Django Combining AND and OR Queries with ManyToMany Field

hoping someone can help me out with this.
I'm trying to figure out whether I can construct a query that will allow me to retrieve items from my db based on a ForeignKey field and a ManyToManyField at the same time. The challenging part is that it will need to filter on multiple ManyToMany objects.
An example will hopefully make this clearer. Here are my (simplified) models:
class Item(models.Model):
name = models.CharField(max_length=200)
brand = models.ForeignKey(User, related_name='brand')
tags = models.ManyToManyField(Tag, blank=True, null=True)
def __unicode__(self):
return self.name
class Meta:
ordering = ['-id']
class Tag(models.Model):
name = models.CharField(max_length=64, unique=True)
def __unicode__(self):
return self.name
I would like to build a query that retrieves items based on two criteria:
Items that were uploaded by users that a user is following (called 'brand' in the model). So for example if a user is following the Paramount user account, I would want all items where brand = Paramount.
Items that match the keywords in saved searches. For example the user could make and save the following search: "80s comedy". In this case I would want all items where the tags include both "80s" and "comedy".
Now I know how to construct the query for each independently. For #1, it's:
items = Item.objects.filter(brand=brand)
And for #2 (based on the docs):
items = Item.objects.filter(tags__name='80s').filter(tags__name='comedy')
My question is: is it possible to construct this as a single query so that I don't have to take the hit of converting each query into a list, joining them, and removing duplicates?

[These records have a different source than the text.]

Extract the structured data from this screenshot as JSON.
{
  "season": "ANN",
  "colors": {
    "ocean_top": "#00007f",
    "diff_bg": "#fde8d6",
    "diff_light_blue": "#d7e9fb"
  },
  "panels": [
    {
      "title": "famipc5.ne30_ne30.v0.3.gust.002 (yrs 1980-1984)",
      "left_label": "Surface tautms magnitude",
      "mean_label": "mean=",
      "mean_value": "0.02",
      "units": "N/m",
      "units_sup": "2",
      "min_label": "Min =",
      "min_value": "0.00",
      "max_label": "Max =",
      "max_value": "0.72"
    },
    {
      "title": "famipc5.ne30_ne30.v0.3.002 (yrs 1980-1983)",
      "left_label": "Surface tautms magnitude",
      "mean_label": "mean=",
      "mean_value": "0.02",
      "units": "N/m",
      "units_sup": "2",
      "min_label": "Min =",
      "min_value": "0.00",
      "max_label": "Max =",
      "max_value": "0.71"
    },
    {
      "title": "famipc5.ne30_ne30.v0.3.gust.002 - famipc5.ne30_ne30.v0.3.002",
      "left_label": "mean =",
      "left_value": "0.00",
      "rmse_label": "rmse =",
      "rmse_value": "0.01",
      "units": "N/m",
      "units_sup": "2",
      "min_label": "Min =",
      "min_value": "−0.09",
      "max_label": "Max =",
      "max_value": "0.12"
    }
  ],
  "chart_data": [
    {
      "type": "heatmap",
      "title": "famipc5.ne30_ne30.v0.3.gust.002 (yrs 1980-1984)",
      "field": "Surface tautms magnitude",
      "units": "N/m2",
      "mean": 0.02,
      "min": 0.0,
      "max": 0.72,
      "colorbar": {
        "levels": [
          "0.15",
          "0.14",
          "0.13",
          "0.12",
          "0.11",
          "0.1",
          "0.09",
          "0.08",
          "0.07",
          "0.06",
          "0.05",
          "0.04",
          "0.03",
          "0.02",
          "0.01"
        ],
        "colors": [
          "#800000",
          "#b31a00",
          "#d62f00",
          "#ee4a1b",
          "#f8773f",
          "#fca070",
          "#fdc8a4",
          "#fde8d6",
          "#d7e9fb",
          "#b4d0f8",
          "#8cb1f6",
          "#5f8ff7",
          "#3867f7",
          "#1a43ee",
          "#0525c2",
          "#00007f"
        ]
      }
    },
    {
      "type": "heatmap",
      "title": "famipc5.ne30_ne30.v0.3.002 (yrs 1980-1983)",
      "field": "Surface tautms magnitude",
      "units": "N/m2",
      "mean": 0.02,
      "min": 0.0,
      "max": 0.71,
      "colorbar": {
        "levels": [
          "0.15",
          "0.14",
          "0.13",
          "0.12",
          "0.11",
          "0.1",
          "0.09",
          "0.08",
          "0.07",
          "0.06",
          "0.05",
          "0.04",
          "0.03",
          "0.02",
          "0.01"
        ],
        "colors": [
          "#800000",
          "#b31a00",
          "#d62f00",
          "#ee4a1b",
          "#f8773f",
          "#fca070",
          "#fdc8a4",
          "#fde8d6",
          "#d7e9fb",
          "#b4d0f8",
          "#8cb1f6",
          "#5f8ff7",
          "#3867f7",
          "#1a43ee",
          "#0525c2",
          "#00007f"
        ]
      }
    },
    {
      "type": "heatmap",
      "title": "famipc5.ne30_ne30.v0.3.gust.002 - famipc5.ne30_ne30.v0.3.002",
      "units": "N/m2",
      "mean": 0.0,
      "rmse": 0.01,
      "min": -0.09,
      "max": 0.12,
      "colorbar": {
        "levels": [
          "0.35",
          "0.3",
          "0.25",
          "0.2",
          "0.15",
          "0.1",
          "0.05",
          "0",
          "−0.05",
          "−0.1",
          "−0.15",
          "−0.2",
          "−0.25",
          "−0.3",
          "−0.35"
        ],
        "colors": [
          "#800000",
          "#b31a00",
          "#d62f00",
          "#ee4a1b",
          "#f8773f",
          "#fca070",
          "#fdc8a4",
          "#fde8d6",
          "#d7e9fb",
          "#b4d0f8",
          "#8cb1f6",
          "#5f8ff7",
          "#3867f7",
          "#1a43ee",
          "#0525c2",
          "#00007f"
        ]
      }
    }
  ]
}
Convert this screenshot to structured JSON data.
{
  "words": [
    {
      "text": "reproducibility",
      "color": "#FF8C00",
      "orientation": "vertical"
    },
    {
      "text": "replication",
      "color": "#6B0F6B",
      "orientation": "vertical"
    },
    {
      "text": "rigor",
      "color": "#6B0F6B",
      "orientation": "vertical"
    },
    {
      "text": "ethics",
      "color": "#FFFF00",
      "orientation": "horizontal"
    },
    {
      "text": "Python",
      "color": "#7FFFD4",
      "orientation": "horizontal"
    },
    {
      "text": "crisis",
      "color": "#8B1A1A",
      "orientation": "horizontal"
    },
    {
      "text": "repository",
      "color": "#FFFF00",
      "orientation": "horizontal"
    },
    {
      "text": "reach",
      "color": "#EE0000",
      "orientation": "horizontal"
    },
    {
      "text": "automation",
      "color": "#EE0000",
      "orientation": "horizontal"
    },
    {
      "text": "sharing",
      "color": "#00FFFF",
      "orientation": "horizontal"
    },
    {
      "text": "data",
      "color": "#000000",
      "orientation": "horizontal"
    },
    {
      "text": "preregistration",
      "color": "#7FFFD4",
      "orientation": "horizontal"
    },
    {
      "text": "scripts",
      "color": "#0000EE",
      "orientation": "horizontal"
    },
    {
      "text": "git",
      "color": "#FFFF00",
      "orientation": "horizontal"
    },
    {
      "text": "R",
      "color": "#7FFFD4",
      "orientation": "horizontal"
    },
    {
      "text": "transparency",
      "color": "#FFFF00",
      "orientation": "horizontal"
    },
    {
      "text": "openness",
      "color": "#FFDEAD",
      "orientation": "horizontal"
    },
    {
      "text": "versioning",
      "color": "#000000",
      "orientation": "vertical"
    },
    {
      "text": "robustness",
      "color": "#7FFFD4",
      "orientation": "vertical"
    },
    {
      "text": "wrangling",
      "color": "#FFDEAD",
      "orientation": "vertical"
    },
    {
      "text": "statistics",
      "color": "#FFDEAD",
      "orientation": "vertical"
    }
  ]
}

The challenge seems to be that there is no way to use Q objects to construct queries where you need an item's manytomany field (in this case tags) to match multiple values. The following query:
items = Item.objects.filter(Q(tags__name='80s') & Q(tags__name='comedy'))
does NOT work.
(See: https://docs.djangoproject.com/en/dev/topics/db/queries/#spanning-multi-valued-relationships)
Thanks in advance for your help on this!
After much research I could not find a way to combine this into a single query, so I ended up converting my QuerySets into lists and combining them.
Django's filters automatically AND. Q objects are only needed if you're trying to add ORs. Also, the __in query filter will help you out alot.
Assuming users have multiple brands they like and you want to return any brand they like, you should use:
`brand__in=brands`
Where brands is the queryset returned by something like someuser.brands.all().
The same can be used for your search parameters:
`tags__name__in=['80s','comedy']`
That will return things tagged with either '80s' or 'comedy'. If you need both (things tagged with both '80s' AND 'comedy'), you'll have to pass each one in a successive filter:
keywords = ['80s','comedy']
for keyword in keywords:
qs = qs.filter(tags__name=keyword)
P.S. related_name values should always specify the opposite relationship. You're going to have logic problems with the way you're doing it currently. For example:
brand = models.ForeignKey(User, related_name='brand')
Means that somebrand.brand.all() will actually return Item objects. It should be:
brand = models.ForeignKey(User, related_name='items')
Then, you can get a brands's items with somebrand.items.all(). Makes much more sense.